Case Study 1 — The Overnight Import That Became a Coffee Break

The same data, the same database, the same machine — but loaded with COPY instead of an INSERT loop, a nightly import dropped from six hours to four minutes. A vivid lesson in why the bulk path exists.

Background

A company ingested a daily product/pricing feed from a supplier — about 4 million rows of CSV. The import job, written by an application developer, read the CSV in Python and inserted each row with a separate execute():

# ❌ row-by-row INSERT loop
for row in csv_reader:
    cur.execute(
        "INSERT INTO products_feed (sku, name, price, category) VALUES (%s, %s, %s, %s)",
        row,
    )
    conn.commit()        # (worse: committing per row!)

The job took about six hours every night. It barely finished before the business day began, and any hiccup meant it ran into working hours, slowing the live database. The team assumed they needed a bigger server.

Diagnosis

The bottleneck wasn't CPU or disk capacity — it was the method. Four million separate INSERT statements means four million round trips to the server, four million statement parses/plans, and (because of the per-row commit()) four million transaction commits, each forcing a WAL flush to disk (Chapter 28). The per-row overhead, multiplied by four million, was the six hours. The data volume was trivial for PostgreSQL; the row-at-a-time protocol was the cost.

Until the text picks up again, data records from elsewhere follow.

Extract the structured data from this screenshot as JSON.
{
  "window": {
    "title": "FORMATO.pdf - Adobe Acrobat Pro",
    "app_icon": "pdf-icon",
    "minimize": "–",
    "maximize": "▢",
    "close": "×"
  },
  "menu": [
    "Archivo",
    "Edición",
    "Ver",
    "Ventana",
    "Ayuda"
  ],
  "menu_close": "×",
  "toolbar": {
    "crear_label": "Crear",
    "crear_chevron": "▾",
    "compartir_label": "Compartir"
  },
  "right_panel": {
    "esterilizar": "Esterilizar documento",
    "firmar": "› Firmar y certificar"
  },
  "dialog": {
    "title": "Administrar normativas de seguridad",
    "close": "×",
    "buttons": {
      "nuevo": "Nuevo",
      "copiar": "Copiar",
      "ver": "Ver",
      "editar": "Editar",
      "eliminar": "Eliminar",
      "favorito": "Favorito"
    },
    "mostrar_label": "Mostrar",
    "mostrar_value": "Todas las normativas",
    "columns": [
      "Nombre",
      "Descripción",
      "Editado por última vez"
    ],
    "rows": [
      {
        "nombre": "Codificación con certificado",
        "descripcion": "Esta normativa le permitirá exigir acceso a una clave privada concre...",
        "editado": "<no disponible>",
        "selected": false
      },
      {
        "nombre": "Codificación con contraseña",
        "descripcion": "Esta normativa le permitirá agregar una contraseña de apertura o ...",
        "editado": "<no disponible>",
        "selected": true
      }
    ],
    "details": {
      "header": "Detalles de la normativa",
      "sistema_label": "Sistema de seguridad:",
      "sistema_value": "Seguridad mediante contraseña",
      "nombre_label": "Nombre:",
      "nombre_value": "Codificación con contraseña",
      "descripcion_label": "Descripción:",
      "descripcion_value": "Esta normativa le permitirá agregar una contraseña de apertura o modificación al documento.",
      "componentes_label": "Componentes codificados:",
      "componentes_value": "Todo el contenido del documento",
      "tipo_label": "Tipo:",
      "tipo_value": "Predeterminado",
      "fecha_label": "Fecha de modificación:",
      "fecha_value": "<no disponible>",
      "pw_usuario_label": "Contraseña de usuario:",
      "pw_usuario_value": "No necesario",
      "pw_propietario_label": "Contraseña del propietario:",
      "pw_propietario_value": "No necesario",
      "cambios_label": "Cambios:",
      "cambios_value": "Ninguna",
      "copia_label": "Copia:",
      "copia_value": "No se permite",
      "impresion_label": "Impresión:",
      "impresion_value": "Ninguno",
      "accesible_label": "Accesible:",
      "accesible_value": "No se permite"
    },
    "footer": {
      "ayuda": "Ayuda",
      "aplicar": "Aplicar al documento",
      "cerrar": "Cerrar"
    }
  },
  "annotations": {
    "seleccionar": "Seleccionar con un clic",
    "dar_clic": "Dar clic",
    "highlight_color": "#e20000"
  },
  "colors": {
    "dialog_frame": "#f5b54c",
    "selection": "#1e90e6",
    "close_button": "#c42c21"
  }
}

This is precisely what COPY exists to eliminate.

The fix: COPY

The team rewrote the load to use COPY (via the driver's copy support), streaming the rows in bulk into a staging table:

# ✅ bulk load with COPY (psycopg 3)
with conn.cursor() as cur:
    with cur.copy("COPY products_feed (sku, name, price, category) FROM STDIN WITH (FORMAT csv)") as copy:
        for row in csv_reader:
            copy.write_row(row)
conn.commit()            # ONE commit for the whole load

(Equivalently, \copy products_feed FROM 'feed.csv' WITH (FORMAT csv, HEADER true) from psql.) The result: the load dropped from ~6 hours to ~4 minutes — roughly two orders of magnitude. Nothing about the hardware or the data changed; only the path the rows took into the database. COPY streams rows in bulk with minimal per-row overhead and a single transaction, instead of millions of individual statements and commits.

They layered on the other bulk techniques for the few remaining minutes:

Loaded into an UNLOGGED staging table (skip the WAL for re-loadable data), then transformed into the real table.
Dropped non-essential indexes on the staging target before the load and rebuilt after (Chapter 23).
Ran one transaction, not per-row commits.
ANALYZEd after loading so downstream queries planned well (Chapter 24).

The analysis

COPY is the bulk path; INSERT loops are not. For millions of rows, the per-statement overhead of individual INSERTs — round trips, parsing, and especially per-row commits — dominates. COPY streams in bulk and pays that overhead once. Two orders of magnitude is typical, not exceptional.
Per-row commit() is a special disaster. Committing each row forces a WAL flush per row (durability has a cost, Chapter 28). Even short of COPY, batching many rows per transaction (or one transaction for the load) is a huge win. The original code committed 4 million times.
It wasn't a hardware problem. The team almost bought a bigger server. The real issue was the load method. "It's slow, buy more hardware" is often wrong — diagnose the how first (as with indexing, Chapter 23, and N+1, Chapter 30).
Stack the bulk techniques. COPY + UNLOGGED staging + drop/rebuild indexes + one transaction + ANALYZE after — together they turn a punishing load into a quick one. Each addresses a specific overhead.
Know the loading hierarchy. single-row inserts → multi-row inserts → batched transactions → COPY. When data volume grows, move up the hierarchy. For genuine bulk, go straight to COPY.

Discussion questions

Why did 4 million INSERTs take six hours when the data volume is trivial for PostgreSQL?
What specific overheads does COPY eliminate that an INSERT loop pays per row?
Why is per-row commit() especially costly (tie to the WAL, Chapter 28)?
Why was "buy a bigger server" the wrong instinct here?
⭐ List the additional bulk-load techniques the team used and what overhead each removes.